Why Strategic Workforce Planning Is More Valuable Than Ever

Why Strategic Workforce Planning Is More Valuable Than Ever

The leaves haven’t turned quite yet, and your coffee may not taste like pumpkin spice, but one autumn ritual is looming on the horizon: budget season. Yet, as leaders gear up for the spreadsheets and financial forecasts of fall with late-summer strategic planning, there’s a chance they’ve already overlooked one of their most valuable assets—their people.
14 octubre 2024

Unfortunately, few companies go beyond traditional operational workforce planning. They forecast the headcount budget for the next year to inform hiring and location planning.

That won’t cut it in today’s business environment. The rapid pace of digital and AI has many companies scrambling to form a vision of the future, but they need to ensure their people are ready, too. And while many are talking about upskilling, strategic workforce planning is also becoming increasingly necessary.

Good strategic workforce planning is different from operational planning because it looks much further ahead to determine what kind of workforce is needed to deliver the company’s long-term strategy. It’s characterized by four principles.

It is future-back, not today-forward.

The gravitational pull of today is strong. By not looking far enough out, leaders may rely too much on thinking that’s grounded in existing efforts and plans. Even looking three years out is insufficient to force leaders out of an incremental mindset.

Instead, the best leaders take a future-back approach—they envision the distant future and then build a plan to achieve it. They understand that good strategic workforce planning often enters an uncomfortable space where some aspects of the “how” are unknown.

It is uneven.

Successful strategic workforce planning is not one-size-fits-all. It often involves focusing differentially on a few job families—groupings of roles with reasonable skill overlaps. The best plans focus exclusively on large or scarce workforce populations that expect to see change.

It is learning-based.

No one can predict the future. By definition, a strategic workforce plan will be wrong. However, leaders can guard against incorrect assumptions by making the plan easily adaptable and updating it each year based on what they’ve learned. They will watch carefully for the right signposts and distinguish between offsetting forces. For instance, leaders might make assumptions around increasing headcount due to business growth and decreasing headcount from automation productivity gains.

It is simple enough to be repeatable.

A common pitfall in strategic workforce planning is overcomplicating the process. When leaders make the workforce plan too granular, it becomes a bureaucratic, wasted effort that the business resents. The best processes are tied to annual strategic planning. They feel like a light addition to thinking through the strategy’s people implications.

USAA recently reimagined its strategic workforce planning process around these four principles. As a mission-led financial services company run by members for members to serve the military and its families, USAA sees its employees as a critical asset.

“With evolving business needs and increased AI and technology adoption, USAA needed to adapt its strategic workforce planning approach,” says Tami Cabaniss, chief human resources officer at USAA. “We now have richer dialogues about how to build the future workforce we need and can better plan and upskill our people.”

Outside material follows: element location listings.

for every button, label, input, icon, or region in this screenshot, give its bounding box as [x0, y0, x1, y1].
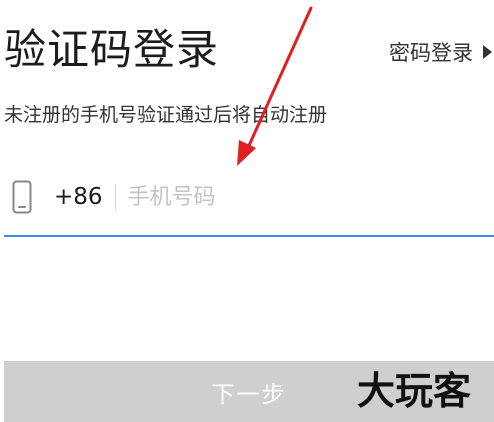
phone-icon: [8, 177, 36, 217]
phone-field-row: +86: [4, 170, 494, 224]
phone-input-underline: [4, 235, 494, 237]
phone-number-input[interactable]: [127, 177, 428, 217]
field-divider: [114, 184, 116, 210]
country-code-selector[interactable]: +86: [54, 184, 103, 210]
next-step-button[interactable]: 下一步: [4, 361, 494, 422]
triangle-right-icon: [483, 45, 492, 59]
password-login-link[interactable]: 密码登录: [389, 36, 492, 68]
password-login-label: 密码登录: [389, 41, 473, 65]
register-hint: 未注册的手机号验证通过后将自动注册: [4, 104, 328, 126]
page-title: 验证码登录: [4, 25, 220, 74]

As demonstrated at USAA, good strategic planning thoughtfully assesses both human and financial capital. HR teams can help the business define the future at the job family level in the same way that finance supports forecasting major P&L and capital lines. Ultimately, the business must decide how provocative it wants the numbers to be, but HR can help shape the discussion.

When done well, strategic workforce planning can ensure organizations are prepared to meet their long-term strategic goals. It can be a valuable and natural extension of the business strategy that yields a major competitive advantage, positioning a firm for sustained growth and innovation, no matter the changes to come.